Short Stories, Irish literature, Classics, Modern Fiction and Contemporary Literary Fiction, The Japanese Novel and post Colonial Asian Fiction, Yiddish Literature, The Legacy of the Austro-Hungarian Empire and quality historical novels are some of my Literary Interests

Sunday, June 7, 2015

"A Man Like Him" by Yiyun Li (A Short Story by the Winner of the 2005 Frank O'Connor Prize, from Golden Boy, Emerald Girl: Stories)

I was very happy to find included in a D R C, New American Short Stories, I was recently given a story by one of my favorite writers, Yiyun Li.  I have previously read both of her novels and several of her wonderful short stories.  

"A Man Like Him", set in Maoist era China, centers on a forty six year old male teacher, never married, who lives with his very elderly mother, caring for her.  Twenty five years ago his father was a high level professor of philosophy.  For expressing criticism of the government, he was reassigned as a trash collector for some twenty years.   He lives in an environment in which you have to be very careful who you trust.  Long ago the teacher was accused of looking in a sexual way at his young female students.

The beauty of the story is in the great sadness conveyed in the subdued prose of Li, in the relationships stifled by the miasma of distrust.

I have a few more stories by Yiyun Li in anthologies I have been given and hope to read them soon.

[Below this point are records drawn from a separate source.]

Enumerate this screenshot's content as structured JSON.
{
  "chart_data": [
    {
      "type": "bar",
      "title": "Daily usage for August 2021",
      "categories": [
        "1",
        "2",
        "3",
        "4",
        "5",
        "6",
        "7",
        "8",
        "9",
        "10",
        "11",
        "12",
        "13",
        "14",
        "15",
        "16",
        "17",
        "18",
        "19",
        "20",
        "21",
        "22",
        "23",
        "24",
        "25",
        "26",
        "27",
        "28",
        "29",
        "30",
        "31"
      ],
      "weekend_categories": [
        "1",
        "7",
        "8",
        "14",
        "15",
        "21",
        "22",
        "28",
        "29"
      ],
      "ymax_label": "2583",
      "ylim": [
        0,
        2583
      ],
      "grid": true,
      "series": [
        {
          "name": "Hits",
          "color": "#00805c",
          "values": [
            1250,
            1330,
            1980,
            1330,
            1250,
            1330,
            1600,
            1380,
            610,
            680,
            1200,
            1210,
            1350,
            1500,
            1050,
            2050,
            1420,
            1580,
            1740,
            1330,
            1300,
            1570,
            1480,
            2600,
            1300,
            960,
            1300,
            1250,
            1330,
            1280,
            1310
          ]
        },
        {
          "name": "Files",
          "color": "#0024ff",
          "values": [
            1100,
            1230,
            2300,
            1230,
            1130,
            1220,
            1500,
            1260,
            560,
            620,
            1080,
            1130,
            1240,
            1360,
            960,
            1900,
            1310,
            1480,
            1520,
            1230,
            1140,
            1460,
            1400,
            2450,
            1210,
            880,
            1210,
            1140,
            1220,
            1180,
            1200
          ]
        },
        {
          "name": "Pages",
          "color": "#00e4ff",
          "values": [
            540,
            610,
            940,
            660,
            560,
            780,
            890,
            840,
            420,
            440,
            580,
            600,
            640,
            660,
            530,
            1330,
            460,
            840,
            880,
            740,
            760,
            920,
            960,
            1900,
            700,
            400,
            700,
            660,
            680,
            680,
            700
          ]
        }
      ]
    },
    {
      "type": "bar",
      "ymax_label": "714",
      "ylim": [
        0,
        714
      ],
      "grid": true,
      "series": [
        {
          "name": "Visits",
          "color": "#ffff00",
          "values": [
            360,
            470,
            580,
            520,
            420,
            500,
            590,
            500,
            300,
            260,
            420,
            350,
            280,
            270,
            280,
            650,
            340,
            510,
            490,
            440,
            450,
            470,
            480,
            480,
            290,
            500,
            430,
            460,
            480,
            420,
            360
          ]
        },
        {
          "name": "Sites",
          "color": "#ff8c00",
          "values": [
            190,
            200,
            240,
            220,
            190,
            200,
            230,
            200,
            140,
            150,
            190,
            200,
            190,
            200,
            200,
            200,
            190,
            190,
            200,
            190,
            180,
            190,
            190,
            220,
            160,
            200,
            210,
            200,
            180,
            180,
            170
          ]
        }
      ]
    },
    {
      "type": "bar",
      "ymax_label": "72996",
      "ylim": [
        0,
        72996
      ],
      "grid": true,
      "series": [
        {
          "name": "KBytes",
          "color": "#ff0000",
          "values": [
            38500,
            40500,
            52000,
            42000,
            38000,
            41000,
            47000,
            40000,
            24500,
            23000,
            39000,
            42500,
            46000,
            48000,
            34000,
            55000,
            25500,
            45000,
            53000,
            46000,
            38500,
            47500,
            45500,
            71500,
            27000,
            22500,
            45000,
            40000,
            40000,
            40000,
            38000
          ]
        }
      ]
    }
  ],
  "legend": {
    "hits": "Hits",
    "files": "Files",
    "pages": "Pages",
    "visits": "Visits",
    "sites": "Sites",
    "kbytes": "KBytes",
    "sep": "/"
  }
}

Yiyun Li is the author of A Thousand Years of Good Prayers, The Vagrants, Gold Boy, Emerald Girl, and Kinder Than Solitude. She is the recipient of a MacArthur Foundation fellowship, the Frank O’Connor International Short Story Award, the PEN/Hemingway Foundation Award, and the Guardian First Book Award, among others. Granta named her one of the best American novelists under thirty-five, and The New Yorker named her one of twenty American writers under forty to watch. Her work has been translated into more than twenty languages and has appeared in The New Yorker, A Public Space, The Best American Short Stories, The O. Henry Prize Stories, and elsewhere. She teaches writing at the University of California, Davis.